Rabu 12 Feb 2020 14:47 WIB

Teliti Melihat Wacana Pemulangan Anak Eks ISIS

Masyarakat juga harus dipersiapkan menerima kepulangan anak eks ISIS.

Menteri Koordinator Bidang Politik, Hukum dan Keamanan, Mahfud MD, mengaku masih harus membahas kemungkinan memulangkan anak-anak eks ISIS ke Indonesia.
Foto: Republika TV/Havid Al Vizki
Menteri Koordinator Bidang Politik, Hukum dan Keamanan, Mahfud MD, mengaku masih harus membahas kemungkinan memulangkan anak-anak eks ISIS ke Indonesia.

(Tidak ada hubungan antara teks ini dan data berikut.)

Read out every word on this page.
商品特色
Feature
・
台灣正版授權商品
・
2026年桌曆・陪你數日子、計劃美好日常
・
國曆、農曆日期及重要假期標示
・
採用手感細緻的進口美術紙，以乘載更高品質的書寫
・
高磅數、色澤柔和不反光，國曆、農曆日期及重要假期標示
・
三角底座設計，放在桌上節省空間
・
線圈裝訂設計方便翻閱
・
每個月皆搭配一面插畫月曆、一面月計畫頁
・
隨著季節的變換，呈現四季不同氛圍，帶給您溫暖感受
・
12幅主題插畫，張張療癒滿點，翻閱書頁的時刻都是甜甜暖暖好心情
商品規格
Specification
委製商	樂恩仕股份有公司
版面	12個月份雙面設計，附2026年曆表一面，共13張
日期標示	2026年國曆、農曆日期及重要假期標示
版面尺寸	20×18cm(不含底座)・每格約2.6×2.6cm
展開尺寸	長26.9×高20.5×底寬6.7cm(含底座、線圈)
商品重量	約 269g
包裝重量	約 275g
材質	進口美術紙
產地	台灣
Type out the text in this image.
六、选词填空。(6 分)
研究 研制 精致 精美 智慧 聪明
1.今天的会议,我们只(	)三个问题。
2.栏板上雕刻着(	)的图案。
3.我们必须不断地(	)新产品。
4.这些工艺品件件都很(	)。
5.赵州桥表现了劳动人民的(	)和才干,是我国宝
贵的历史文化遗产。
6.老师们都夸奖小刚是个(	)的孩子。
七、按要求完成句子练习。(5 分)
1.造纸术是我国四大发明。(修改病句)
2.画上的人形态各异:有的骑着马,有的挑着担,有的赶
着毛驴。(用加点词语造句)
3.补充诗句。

REPUBLIKA.CO.ID, oleh Dessy Suciati Saputri, Muhyiddin, Antara

Pemerintah Indonesia telah memutuskan untuk tidak memulangkan Warga Negara Indonesia (WNI) eks kelompok Negara Islam Irak dan Suriah (ISIS). Keputusan pemerintah pun menuai pro dan kontra, terutama terhadap nasib anak-anak yang turut dibawa atau dilahirkan orang tuanya di Suriah sana.

Baca Juga

Pemerintah Indonesia telah memutuskan untuk tidak memulangkan Warga Negara Indonesia (WNI) eks kelompok Negara Islam Irak dan Suriah (ISIS). Keputusan pemerintah pun menuai pro dan kontra, terutama terhadap nasib anak-anak yang turut dibawa atau dilahirkan orang tuanya di Suriah sana.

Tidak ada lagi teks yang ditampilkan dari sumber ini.